P0171 - system too lean. It is getting progressively worse. When the rpms are below 800, the idle is really rough. The revs constantly change between 600 and 800 which makes things uncomfortable at a traffic light. If I put the car in neutral, it revs at 800 or so and the jerking virtually stops (I do sense a little roughness). While I drive, the car appears fine (as long as the rpms are above 800). Any ideas?


----------



## LONDONDERRY (May 19, 2004)

ntanenbaum said:


> P0171 - system too lean. It is getting progressively worse. When the rpms are below 800, the idle is really rough. The revs constantly change between 600 and 800 which makes things uncomfortable at a traffic light. If I put the car in neutral, it revs at 800 or so and the jerking virtually stops (I do sense a little roughness). While I drive, the car appears fine (as long as the rpms are above 800). Any ideas?



Read this thread
http://www.nissanforums.com/l30-1998-2001-altima/47703-service-engine-light.html?highlight=P0171

It might be the intake manifold leaking


----------



## ntanenbaum (Jun 25, 2006)

*Best Gasket Intake Manifold or Procedure for Replacment*

What would be the best gasket (ex: FelPro) that I could get for replacement on the intake manifold??
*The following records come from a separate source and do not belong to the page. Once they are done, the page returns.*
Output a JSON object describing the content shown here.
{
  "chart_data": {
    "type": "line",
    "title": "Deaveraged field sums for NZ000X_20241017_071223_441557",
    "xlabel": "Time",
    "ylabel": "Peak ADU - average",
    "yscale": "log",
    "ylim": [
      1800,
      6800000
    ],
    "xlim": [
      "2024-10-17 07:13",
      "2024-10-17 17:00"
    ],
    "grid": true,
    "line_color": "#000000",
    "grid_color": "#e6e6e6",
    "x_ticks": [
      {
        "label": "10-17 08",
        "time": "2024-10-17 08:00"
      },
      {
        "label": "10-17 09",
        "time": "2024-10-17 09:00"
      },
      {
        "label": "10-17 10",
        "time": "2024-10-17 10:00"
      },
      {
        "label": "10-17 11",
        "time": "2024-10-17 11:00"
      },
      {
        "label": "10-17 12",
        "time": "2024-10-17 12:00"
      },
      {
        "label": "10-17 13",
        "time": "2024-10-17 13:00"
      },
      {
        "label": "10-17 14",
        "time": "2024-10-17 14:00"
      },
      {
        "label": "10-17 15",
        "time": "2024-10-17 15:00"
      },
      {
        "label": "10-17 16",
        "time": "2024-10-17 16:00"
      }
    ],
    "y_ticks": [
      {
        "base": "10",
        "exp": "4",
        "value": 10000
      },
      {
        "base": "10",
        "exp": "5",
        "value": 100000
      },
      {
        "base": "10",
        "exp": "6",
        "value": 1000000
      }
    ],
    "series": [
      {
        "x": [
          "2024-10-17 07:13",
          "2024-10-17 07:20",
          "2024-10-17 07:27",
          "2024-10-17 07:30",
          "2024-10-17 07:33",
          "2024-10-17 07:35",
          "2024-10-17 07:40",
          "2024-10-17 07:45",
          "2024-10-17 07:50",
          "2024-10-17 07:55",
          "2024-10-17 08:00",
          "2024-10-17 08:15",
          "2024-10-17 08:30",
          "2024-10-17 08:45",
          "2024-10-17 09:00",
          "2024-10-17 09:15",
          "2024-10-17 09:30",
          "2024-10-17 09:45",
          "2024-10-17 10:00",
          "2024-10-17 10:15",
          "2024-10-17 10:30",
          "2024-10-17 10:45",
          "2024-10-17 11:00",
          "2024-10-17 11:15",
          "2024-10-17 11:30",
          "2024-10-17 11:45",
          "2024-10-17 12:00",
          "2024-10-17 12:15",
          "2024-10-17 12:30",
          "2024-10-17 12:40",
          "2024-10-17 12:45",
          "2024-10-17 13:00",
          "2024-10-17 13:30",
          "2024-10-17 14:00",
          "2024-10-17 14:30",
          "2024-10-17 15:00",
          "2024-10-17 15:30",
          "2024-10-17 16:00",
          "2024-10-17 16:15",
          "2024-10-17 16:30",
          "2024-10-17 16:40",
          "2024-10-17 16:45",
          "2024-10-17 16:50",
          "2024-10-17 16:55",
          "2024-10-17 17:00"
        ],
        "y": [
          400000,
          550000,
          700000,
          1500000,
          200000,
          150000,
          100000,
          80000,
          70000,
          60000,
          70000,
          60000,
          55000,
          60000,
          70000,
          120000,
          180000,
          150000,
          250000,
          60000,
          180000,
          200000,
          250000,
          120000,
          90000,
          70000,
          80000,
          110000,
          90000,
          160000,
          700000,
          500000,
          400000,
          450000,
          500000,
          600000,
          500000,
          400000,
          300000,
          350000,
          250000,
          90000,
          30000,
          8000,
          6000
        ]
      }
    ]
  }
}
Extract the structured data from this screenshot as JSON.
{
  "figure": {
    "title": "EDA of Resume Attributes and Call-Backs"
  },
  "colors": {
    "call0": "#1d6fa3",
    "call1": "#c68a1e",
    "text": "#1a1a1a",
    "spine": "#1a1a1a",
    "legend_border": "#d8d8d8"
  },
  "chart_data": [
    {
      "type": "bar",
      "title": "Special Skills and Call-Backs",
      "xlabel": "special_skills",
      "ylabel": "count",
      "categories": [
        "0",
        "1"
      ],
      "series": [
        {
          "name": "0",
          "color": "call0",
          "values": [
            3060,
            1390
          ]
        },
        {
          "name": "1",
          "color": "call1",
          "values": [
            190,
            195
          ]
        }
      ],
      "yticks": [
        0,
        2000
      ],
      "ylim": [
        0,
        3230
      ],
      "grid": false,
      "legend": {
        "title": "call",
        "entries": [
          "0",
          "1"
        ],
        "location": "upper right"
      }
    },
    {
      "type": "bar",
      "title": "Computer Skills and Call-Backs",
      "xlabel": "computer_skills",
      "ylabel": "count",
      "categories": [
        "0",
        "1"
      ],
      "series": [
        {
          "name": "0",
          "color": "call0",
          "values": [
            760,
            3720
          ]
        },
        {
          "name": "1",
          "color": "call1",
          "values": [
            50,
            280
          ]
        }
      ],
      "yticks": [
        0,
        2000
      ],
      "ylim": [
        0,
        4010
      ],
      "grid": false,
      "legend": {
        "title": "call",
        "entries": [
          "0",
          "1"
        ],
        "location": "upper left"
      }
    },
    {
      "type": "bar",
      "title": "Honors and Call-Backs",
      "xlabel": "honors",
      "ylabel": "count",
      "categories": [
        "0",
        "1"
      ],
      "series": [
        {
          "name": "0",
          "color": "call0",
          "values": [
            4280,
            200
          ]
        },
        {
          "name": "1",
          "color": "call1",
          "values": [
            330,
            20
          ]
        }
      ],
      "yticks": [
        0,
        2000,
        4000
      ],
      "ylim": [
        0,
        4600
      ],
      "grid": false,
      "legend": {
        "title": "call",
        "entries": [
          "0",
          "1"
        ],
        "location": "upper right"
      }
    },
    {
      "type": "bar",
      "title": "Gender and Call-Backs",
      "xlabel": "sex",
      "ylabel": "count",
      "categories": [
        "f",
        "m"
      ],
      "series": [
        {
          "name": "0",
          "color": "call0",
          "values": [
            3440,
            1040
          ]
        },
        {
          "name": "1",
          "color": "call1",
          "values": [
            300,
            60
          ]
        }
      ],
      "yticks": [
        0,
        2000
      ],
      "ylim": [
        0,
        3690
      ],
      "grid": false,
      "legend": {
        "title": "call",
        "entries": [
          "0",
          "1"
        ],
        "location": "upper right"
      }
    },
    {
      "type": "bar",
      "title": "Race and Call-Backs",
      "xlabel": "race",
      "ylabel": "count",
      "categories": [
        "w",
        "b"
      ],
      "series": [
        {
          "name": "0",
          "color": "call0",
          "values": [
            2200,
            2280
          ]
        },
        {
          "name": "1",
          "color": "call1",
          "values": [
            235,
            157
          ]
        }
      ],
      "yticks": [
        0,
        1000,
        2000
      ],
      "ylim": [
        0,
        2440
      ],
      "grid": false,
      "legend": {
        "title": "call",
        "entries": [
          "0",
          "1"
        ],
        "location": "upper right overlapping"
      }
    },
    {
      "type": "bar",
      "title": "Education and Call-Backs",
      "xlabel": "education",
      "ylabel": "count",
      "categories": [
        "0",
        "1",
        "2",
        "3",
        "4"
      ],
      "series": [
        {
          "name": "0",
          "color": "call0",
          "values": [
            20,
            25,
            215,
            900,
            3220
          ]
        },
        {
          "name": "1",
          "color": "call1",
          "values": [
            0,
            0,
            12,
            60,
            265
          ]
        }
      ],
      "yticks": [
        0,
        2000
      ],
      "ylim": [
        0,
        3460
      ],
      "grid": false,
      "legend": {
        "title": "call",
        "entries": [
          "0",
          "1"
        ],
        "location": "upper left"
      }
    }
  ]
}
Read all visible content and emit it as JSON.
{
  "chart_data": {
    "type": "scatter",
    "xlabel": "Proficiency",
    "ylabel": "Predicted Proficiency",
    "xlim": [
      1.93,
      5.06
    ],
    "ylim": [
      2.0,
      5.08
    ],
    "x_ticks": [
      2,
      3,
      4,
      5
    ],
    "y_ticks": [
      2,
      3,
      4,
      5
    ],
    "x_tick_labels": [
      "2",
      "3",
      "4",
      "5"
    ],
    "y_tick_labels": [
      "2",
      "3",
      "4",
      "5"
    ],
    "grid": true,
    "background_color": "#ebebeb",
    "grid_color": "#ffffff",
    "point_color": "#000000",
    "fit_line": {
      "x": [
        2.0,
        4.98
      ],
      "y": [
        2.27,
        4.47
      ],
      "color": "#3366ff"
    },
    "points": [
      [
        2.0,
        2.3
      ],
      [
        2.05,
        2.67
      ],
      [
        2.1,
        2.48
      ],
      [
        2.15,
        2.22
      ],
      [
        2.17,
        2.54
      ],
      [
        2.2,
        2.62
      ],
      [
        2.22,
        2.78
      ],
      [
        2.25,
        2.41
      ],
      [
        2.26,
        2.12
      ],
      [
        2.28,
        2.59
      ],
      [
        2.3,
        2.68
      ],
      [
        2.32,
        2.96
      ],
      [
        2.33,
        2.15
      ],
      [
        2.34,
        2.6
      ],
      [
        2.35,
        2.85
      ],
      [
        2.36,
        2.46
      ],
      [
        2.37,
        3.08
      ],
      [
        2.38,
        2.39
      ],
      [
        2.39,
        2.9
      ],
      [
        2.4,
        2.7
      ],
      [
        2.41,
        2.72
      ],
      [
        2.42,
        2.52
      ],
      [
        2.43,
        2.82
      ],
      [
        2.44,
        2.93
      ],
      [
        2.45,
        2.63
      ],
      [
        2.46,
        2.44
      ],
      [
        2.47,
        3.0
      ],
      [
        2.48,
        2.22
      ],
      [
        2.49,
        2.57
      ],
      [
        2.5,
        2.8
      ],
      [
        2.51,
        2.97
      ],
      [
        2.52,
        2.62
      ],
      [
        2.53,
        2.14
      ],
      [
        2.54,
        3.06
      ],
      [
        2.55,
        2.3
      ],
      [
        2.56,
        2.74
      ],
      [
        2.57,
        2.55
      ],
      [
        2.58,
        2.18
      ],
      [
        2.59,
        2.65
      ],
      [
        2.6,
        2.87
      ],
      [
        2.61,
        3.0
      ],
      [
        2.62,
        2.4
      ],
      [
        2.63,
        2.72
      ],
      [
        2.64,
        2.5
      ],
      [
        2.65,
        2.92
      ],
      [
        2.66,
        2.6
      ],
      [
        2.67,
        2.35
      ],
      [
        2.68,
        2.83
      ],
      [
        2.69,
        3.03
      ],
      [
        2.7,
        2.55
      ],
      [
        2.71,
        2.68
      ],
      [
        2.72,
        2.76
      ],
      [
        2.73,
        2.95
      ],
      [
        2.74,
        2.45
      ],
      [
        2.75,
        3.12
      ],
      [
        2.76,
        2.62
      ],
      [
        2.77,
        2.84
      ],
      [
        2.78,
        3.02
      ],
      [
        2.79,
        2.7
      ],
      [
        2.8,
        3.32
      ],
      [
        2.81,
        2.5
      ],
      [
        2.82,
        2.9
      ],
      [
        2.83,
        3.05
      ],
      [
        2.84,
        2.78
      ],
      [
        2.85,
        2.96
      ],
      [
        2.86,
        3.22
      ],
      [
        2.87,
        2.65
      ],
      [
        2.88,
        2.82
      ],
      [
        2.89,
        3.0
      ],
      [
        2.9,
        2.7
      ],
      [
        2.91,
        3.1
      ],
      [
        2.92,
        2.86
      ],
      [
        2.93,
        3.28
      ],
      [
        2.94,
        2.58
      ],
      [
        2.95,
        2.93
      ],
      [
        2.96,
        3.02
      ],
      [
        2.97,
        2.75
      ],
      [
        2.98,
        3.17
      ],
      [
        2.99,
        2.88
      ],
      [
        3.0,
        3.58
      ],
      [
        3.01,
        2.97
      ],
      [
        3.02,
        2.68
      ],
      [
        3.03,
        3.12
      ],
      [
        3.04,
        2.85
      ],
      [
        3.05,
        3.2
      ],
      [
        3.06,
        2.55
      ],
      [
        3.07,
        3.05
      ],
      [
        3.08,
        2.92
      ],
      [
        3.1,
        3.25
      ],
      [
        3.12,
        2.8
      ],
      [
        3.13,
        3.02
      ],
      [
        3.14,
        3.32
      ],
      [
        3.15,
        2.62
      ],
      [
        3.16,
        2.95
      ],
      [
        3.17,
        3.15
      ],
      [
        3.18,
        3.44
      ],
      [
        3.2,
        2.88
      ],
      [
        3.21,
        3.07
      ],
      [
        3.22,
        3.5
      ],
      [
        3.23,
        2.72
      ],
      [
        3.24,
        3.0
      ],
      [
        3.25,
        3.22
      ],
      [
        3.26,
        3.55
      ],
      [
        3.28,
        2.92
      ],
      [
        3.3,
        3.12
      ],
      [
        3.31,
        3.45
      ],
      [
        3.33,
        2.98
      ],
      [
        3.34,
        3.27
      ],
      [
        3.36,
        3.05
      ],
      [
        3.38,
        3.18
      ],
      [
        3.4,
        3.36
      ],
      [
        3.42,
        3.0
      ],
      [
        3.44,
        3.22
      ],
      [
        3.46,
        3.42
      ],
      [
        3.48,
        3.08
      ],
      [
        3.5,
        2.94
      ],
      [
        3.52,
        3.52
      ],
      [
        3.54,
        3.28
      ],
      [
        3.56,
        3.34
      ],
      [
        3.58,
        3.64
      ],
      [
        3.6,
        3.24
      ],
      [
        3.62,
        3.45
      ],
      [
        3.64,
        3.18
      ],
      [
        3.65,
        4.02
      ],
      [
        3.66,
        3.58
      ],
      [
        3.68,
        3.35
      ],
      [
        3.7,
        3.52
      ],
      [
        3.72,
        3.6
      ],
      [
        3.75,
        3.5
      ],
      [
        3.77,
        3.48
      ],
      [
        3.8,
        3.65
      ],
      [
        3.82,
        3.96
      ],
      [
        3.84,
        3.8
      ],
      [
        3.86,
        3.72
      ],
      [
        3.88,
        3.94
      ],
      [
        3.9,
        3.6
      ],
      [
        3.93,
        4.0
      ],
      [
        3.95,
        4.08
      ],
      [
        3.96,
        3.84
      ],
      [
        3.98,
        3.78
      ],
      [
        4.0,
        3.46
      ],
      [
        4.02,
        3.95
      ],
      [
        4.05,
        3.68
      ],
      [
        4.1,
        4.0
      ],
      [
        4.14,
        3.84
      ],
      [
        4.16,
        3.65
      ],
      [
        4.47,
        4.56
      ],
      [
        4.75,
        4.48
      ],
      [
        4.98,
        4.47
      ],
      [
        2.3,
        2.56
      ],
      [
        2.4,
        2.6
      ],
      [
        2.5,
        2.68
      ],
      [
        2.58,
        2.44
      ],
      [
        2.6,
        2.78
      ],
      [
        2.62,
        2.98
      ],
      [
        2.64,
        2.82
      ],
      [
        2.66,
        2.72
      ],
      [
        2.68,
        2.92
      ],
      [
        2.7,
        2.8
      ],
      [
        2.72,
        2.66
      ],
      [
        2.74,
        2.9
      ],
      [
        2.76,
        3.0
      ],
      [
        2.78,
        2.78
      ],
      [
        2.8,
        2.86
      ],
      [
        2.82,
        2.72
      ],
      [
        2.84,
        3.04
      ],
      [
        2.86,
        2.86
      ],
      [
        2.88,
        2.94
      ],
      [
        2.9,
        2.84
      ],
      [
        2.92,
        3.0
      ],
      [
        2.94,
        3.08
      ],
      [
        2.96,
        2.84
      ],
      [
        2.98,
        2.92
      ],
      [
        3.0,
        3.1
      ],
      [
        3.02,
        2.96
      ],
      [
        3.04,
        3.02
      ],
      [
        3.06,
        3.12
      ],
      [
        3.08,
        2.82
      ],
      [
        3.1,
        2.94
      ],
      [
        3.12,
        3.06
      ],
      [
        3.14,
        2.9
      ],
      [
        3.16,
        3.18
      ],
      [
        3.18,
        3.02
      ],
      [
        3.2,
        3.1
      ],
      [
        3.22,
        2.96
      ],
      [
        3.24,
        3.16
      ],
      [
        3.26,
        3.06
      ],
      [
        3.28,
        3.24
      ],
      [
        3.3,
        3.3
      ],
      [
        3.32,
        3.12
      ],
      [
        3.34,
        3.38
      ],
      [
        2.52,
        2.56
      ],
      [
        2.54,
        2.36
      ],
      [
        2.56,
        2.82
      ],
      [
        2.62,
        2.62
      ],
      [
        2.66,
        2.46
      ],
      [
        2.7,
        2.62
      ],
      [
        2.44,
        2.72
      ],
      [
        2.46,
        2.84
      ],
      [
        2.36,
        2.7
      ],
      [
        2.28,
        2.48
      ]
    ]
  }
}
Anyone have a procedure for replacing the intake manifold gasket on a '00' altima v4 DOHC 2.4L??


----------



## Darktide (Jul 29, 2004)

as far as I am concerned Felpro is the best gasket maker there is. They do the best research and testing to fix OE issues with gaskets. I wouldn't waste my money on anything less.

Darktide


----------



## ntanenbaum (Jun 25, 2006)

*Replace intake manifold gasket procedure*

Anyone know of a procedure on how to replace the intake manifold gasket?? I verified that it is the intake manifold gasket by spraying carb cleaner inbetween the engine and the manifold....since the idle is rough once i sprayed it the idle smoothed out for a few seconds. Dealer wants $825 for the job, but I found a local mechanic that will do the job for $460 plus tax. The Felpro gasket run $10 so for that cost I would like to do the job myself just need some input on the procedure....understand that it is a 6-8 hour job. Any input would be helpful, thanks.


----------



## ntanenbaum (Jun 25, 2006)

*Nissan Northeast Service Mgr Rep*

Does anyone happen to have the Nissan Northeast Service or Sales Mgr Rep's email or number that I can get in contact with them?? Dealer tells me that the intake manifold gasket is not covered on a warranty.....they say that it has passed meaning 5 yrs 50k miles, which i understand from others that it could be emissions issue and covered 7 yrs 80k miles. Dealer insist that it is not an emissons issue even though the "check engine light" is coming on. Can't stand dealers! Any help would be appreciated, thanks much!

-Neil


----------



## LONDONDERRY (May 19, 2004)

ntanenbaum said:


> Does anyone happen to have the Nissan Northeast Service or Sales Mgr Rep's email or number that I can get in contact with them?? Dealer tells me that the intake manifold gasket is not covered on a warranty.....they say that it has passed meaning 5 yrs 50k miles, which i understand from others that it could be emissions issue and covered 7 yrs 80k miles. Dealer insist that it is not an emissons issue even though the "check engine light" is coming on. Can't stand dealers! Any help would be appreciated, thanks much!
> 
> -Neil


The gasket is not covered under the emissions warrenty, lots of people have tried this and failed. The quote you got from the local mechanic is a resonable price, I paid a bit more. Re read your warrenty


----------



## ntanenbaum (Jun 25, 2006)

Thanks......I am actually going to go with the local mechanic for the $460 price.....anything beats the dealer's price.


----------